United Airlines has seen “deceleration” of third-quarter income due to increased fear among travellers about the “Delta” variant of Covid-19.
In a US Securities and Exchange Commission filing, the airline says on 9 September that it expects revenue for the third quarter of 2021, which ends on 30 September, will be down about 33% compared to the same quarter in 2019.
United expects its capacity will be “down at least 28% versus the third quarter of 2019, which compares to initial guidance of down 26%”.
Speaking at an investor conference on 9 September, the Chicago-headquartered airline’s chief commercial officer Andrew Nocella says United was surprised at the effect the virus’ mutation had on bookings in the second half of July.
“Clearly, a lot has changed in a very short period of time,” he says. “July performance came in on plan and we were really pleased by that. The August outlook at that point in time was set to exceed July, and we were on that pace. But unfortunately, right after the [second quarter] earnings call, the headlines of the Delta variant overtook the situation and quickly changed the outlooks.”
“The crystal balls have been a little bit foggy as we have gone through this crisis,” he adds.
That said, Nocella adds that the situation “seems to be stabilising”.
“As quickly as things went south, things can move back,” he adds.
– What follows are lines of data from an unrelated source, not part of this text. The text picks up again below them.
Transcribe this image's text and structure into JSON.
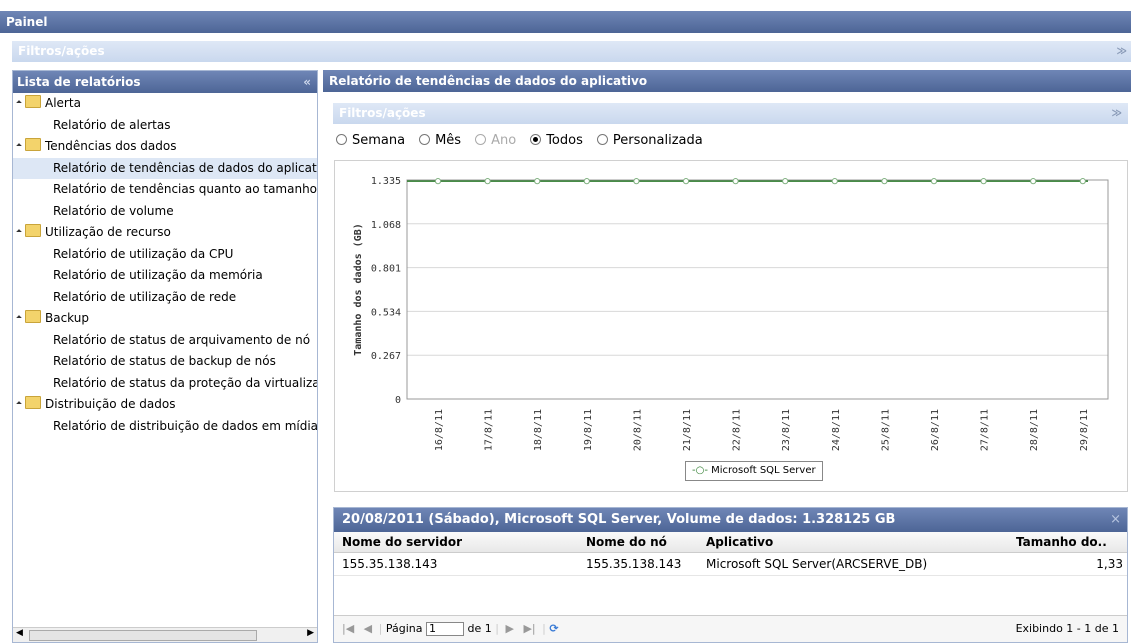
{
  "header": {
    "title": "Painel"
  },
  "top_filter": {
    "label": "Filtros/ações",
    "toggle_icon": "double-chevron-down-icon"
  },
  "sidebar": {
    "title": "Lista de relatórios",
    "collapse_icon": "double-chevron-left-icon",
    "groups": [
      {
        "label": "Alerta",
        "items": [
          "Relatório de alertas"
        ]
      },
      {
        "label": "Tendências dos dados",
        "items": [
          "Relatório de tendências de dados do aplicativo",
          "Relatório de tendências quanto ao tamanho do",
          "Relatório de volume"
        ]
      },
      {
        "label": "Utilização de recurso",
        "items": [
          "Relatório de utilização da CPU",
          "Relatório de utilização da memória",
          "Relatório de utilização de rede"
        ]
      },
      {
        "label": "Backup",
        "items": [
          "Relatório de status de arquivamento de nó",
          "Relatório de status de backup de nós",
          "Relatório de status da proteção da virtualização"
        ]
      },
      {
        "label": "Distribuição de dados",
        "items": [
          "Relatório de distribuição de dados em mídias"
        ]
      }
    ],
    "selected_item": "Relatório de tendências de dados do aplicativo"
  },
  "report": {
    "title": "Relatório de tendências de dados do aplicativo",
    "filter_label": "Filtros/ações",
    "periods": [
      "Semana",
      "Mês",
      "Ano",
      "Todos",
      "Personalizada"
    ],
    "selected_period": "Todos",
    "disabled_period": "Ano"
  },
  "chart_data": {
    "type": "line",
    "ylabel": "Tamanho dos dados (GB)",
    "xlabel": "",
    "y_ticks": [
      "1.335",
      "1.068",
      "0.801",
      "0.534",
      "0.267",
      "0"
    ],
    "ylim": [
      0,
      1.335
    ],
    "x": [
      "16/8/11",
      "17/8/11",
      "18/8/11",
      "19/8/11",
      "20/8/11",
      "21/8/11",
      "22/8/11",
      "23/8/11",
      "24/8/11",
      "25/8/11",
      "26/8/11",
      "27/8/11",
      "28/8/11",
      "29/8/11"
    ],
    "series": [
      {
        "name": "Microsoft SQL Server",
        "color": "#2e7d2e",
        "values": [
          1.328,
          1.328,
          1.328,
          1.328,
          1.328,
          1.328,
          1.328,
          1.328,
          1.328,
          1.328,
          1.328,
          1.328,
          1.328,
          1.328
        ]
      }
    ],
    "grid": true,
    "legend": "bottom"
  },
  "detail": {
    "title": "20/08/2011 (Sábado), Microsoft SQL Server, Volume de dados: 1.328125 GB",
    "close_icon": "close-icon",
    "columns": [
      "Nome do servidor",
      "Nome do nó",
      "Aplicativo",
      "Tamanho do.."
    ],
    "rows": [
      [
        "155.35.138.143",
        "155.35.138.143",
        "Microsoft SQL Server(ARCSERVE_DB)",
        "1,33"
      ]
    ],
    "pager": {
      "page_label": "Página",
      "page_value": "1",
      "of_label": "de 1",
      "status": "Exibindo 1 - 1 de 1"
    }
  }
}
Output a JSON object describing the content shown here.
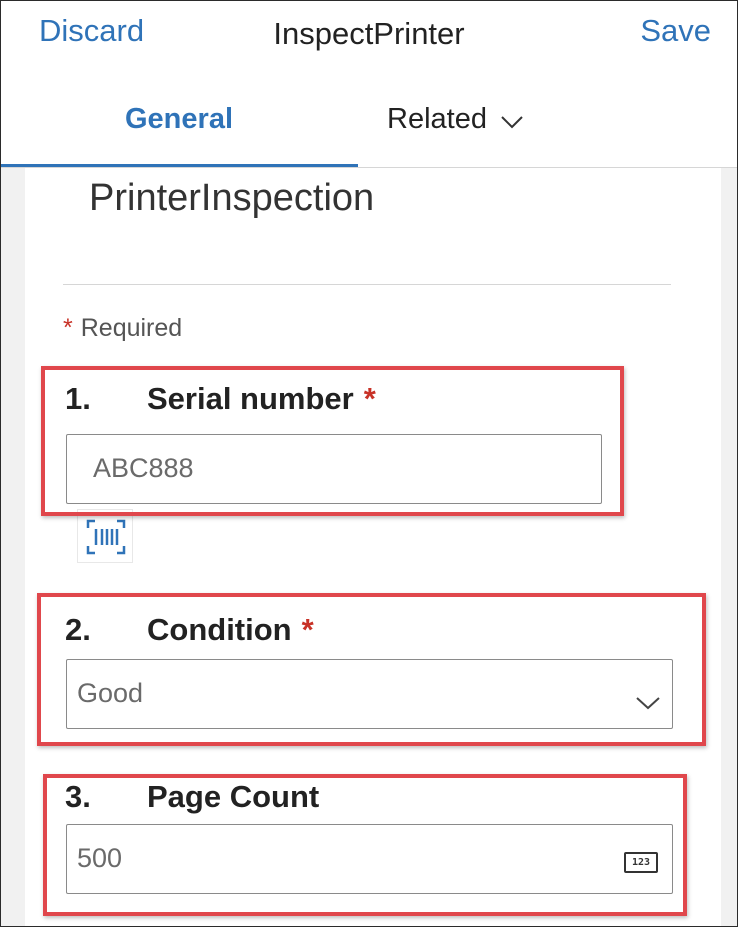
{
  "header": {
    "discard_label": "Discard",
    "title": "InspectPrinter",
    "save_label": "Save"
  },
  "tabs": [
    {
      "label": "General",
      "active": true
    },
    {
      "label": "Related",
      "active": false
    }
  ],
  "form": {
    "title": "PrinterInspection",
    "required_star": "*",
    "required_text": "Required",
    "fields": [
      {
        "number": "1.",
        "label": "Serial number",
        "required_star": "*",
        "value": "ABC888",
        "type": "text",
        "extra_icon": "barcode-scan-icon"
      },
      {
        "number": "2.",
        "label": "Condition",
        "required_star": "*",
        "value": "Good",
        "type": "dropdown"
      },
      {
        "number": "3.",
        "label": "Page Count",
        "value": "500",
        "type": "number",
        "icon_text": "123"
      }
    ]
  },
  "colors": {
    "accent": "#2f73b8",
    "required": "#c83227",
    "highlight_box": "#e0474c"
  }
}
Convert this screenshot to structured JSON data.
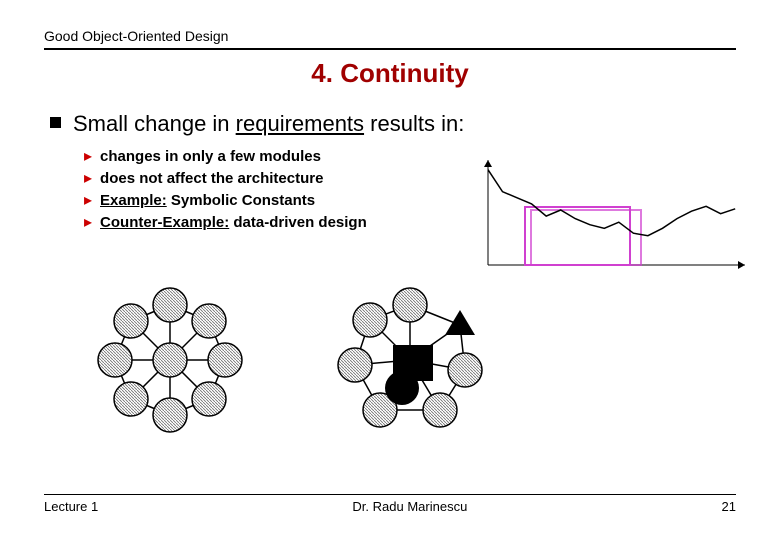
{
  "header": "Good Object-Oriented Design",
  "title": "4. Continuity",
  "bullet1_prefix": "Small change in ",
  "bullet1_emph": "requirements",
  "bullet1_suffix": " results in:",
  "subs": {
    "a": "changes in only a few modules",
    "b": "does not affect the architecture",
    "c_label": "Example:",
    "c_text": " Symbolic Constants",
    "d_label": "Counter-Example:",
    "d_text": " data-driven design"
  },
  "footer": {
    "left": "Lecture 1",
    "center": "Dr. Radu Marinescu",
    "right": "21"
  },
  "chart_data": {
    "type": "line",
    "title": "",
    "xlabel": "",
    "ylabel": "",
    "x": [
      0,
      15,
      30,
      45,
      60,
      75,
      90,
      105,
      120,
      135,
      150,
      165,
      180,
      195,
      210,
      225,
      240,
      255
    ],
    "values": [
      78,
      60,
      55,
      50,
      40,
      45,
      38,
      33,
      30,
      35,
      26,
      24,
      30,
      38,
      44,
      48,
      42,
      46
    ],
    "highlight_window_x": [
      45,
      150
    ],
    "ylim": [
      0,
      90
    ],
    "xlim": [
      0,
      260
    ]
  }
}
United joins other US carriers – including JetBlue Airways, American Airlines, Delta Air Lines and Spirit Airlines – that have lowered third-quarter earnings expectations as the coronavirus continues to depress demand.
By summer 2022, United expects long-haul international travel to pick up significantly as customers become accustomed to vaccination requirements and as travel restrictions are relaxed.
“We think it will be much easier to fly, and people will be used to this new normal, by that time,” Nocella says. “We feel bullish that there will be a lot more demand flying across the Atlantic next year.”
Asia-Pacific, however will be slower to recover than the rest of the world due to ongoing restrictions that make movement in and out of the region difficult, he adds.